Section 7. Examination of
Books by Stockholders
. The Board of Directors or any Committee
constituted pursuant to Article IV of these Bylaws with power for the
purpose shall, subject to the laws of the State of Delaware, have power to
determine, from time to time, whether and to what extent and under what
conditions and regulations the accounts and books of the Corporation, or any of
them, shall be open to the inspection of the stockholders; and no stockholder
shall have any right to inspect any book or document of the Corporation, except
as conferred by the laws of the State of Delaware, unless and until authorized
so to do by resolution of the Board of Directors or any Committee constituted
pursuant to Article IV of these Bylaws with power for the purpose or of the
stockholders of the Corporation.
Section 8. Treasury
Stock
. The Treasurer of the Corporation may be authorized by the Board
of Directors from time to time to purchase out of surplus any outstanding fully
paid shares of the Corporation, together with any rights, privileges and
benefits appurtenant thereto, the same to be held in the treasury of the
Corporation until and unless disposed of as hereinafter set forth.

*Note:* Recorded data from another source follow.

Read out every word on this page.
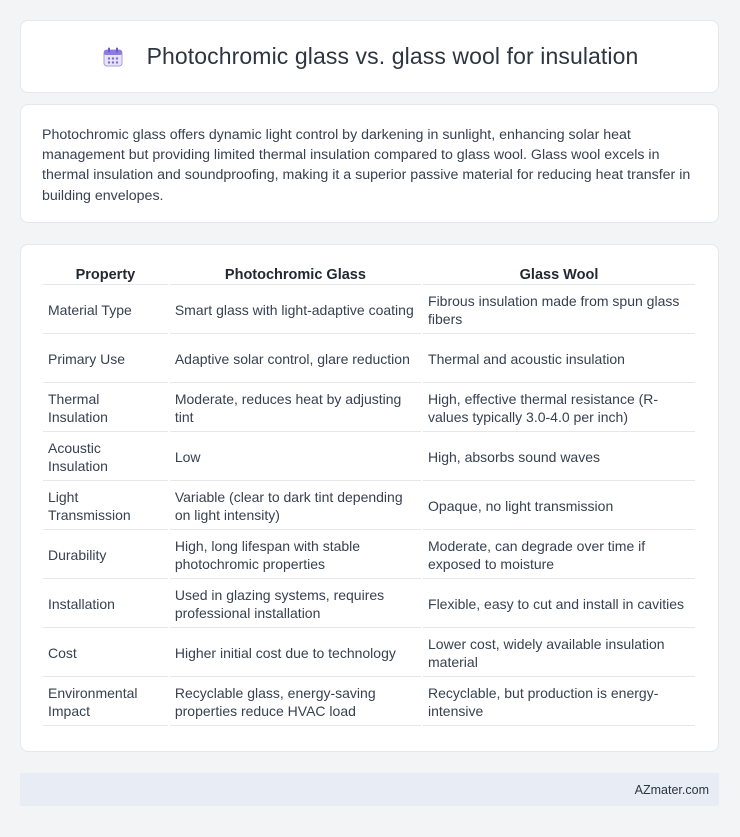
Photochromic glass vs. glass wool for insulation

Photochromic glass offers dynamic light control by darkening in sunlight, enhancing solar heat management but providing limited thermal insulation compared to glass wool. Glass wool excels in thermal insulation and soundproofing, making it a superior passive material for reducing heat transfer in building envelopes.

Property	Photochromic Glass	Glass Wool
Material Type	Smart glass with light-adaptive coating	Fibrous insulation made from spun glass fibers
Primary Use	Adaptive solar control, glare reduction	Thermal and acoustic insulation
Thermal Insulation	Moderate, reduces heat by adjusting tint	High, effective thermal resistance (R-values typically 3.0-4.0 per inch)
Acoustic Insulation	Low	High, absorbs sound waves
Light Transmission	Variable (clear to dark tint depending on light intensity)	Opaque, no light transmission
Durability	High, long lifespan with stable photochromic properties	Moderate, can degrade over time if exposed to moisture
Installation	Used in glazing systems, requires professional installation	Flexible, easy to cut and install in cavities
Cost	Higher initial cost due to technology	Lower cost, widely available insulation material
Environmental Impact	Recyclable glass, energy-saving properties reduce HVAC load	Recyclable, but production is energy-intensive
AZmater.com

The price at
which the same may
be
purchased and placed in the treasury shall not exceed such sum as the Board of
Directors may determine from time to time. Any shares so purchased and placed in
the treasury of the Corporation may be sold in such manner and on such terms as
the Board of Directors may determine from time to time.
ARTICLE
VIII.
Dividends,
Surplus, etc.
Subject
to the provisions of the Certificate of Incorporation and any restrictions
imposed by statute, the Board of Directors may declare dividends from the
surplus of the Corporation or from the net profits arising from its business,
whenever, and in such amounts as, in its opinion, the condition of the affairs
of the Corporation shall render advisable. If the date appointed for the payment
of any dividend shall in any year fall on a legal holiday then the dividend
payable on such date shall be payable on the next succeeding business day. The
Board of Directors in its discretion may from time to time set aside from such
surplus or net profits such sum or sums as it, in its absolute discretion, may
think proper as a working capital or as a reserve fund to meet contingencies, or
for the purpose of maintaining or increasing the property or business of the
Corporation, or for any other purpose it may think conducive to the best
interests of the Corporation. All such surplus or net profits, until actually
declared in dividends, or used and applied as aforesaid, shall be deemed to have
been so set aside by the Board for one or more of said purposes.
ARTICLE
IX.
Seal.
The
corporate seal of the Corporation shall consist of a metallic stamp, circular in
form, bearing in its center the figures and word “1982, Delaware”, and at the
outer edge the name of the Corporation.
ARTICLE
X.
Fiscal
Year.
The
fiscal year of the Corporation shall begin on the first day of January in each
year.
ARTICLE
XI.
Amendments.
All
Bylaws of the Corporation shall be subject to alteration or repeal, and new
Bylaws not inconsistent with any provision of the Certificate of Incorporation
of the Corporation or any provision of law, may be made, either by the
affirmative vote of the holders of record of shares representing in the
aggregate a majority of the total voting power of the Corporation entitled to
vote in respect thereof, given at an annual meeting or at any special meeting or
by the Board of Directors at any regular or special meeting.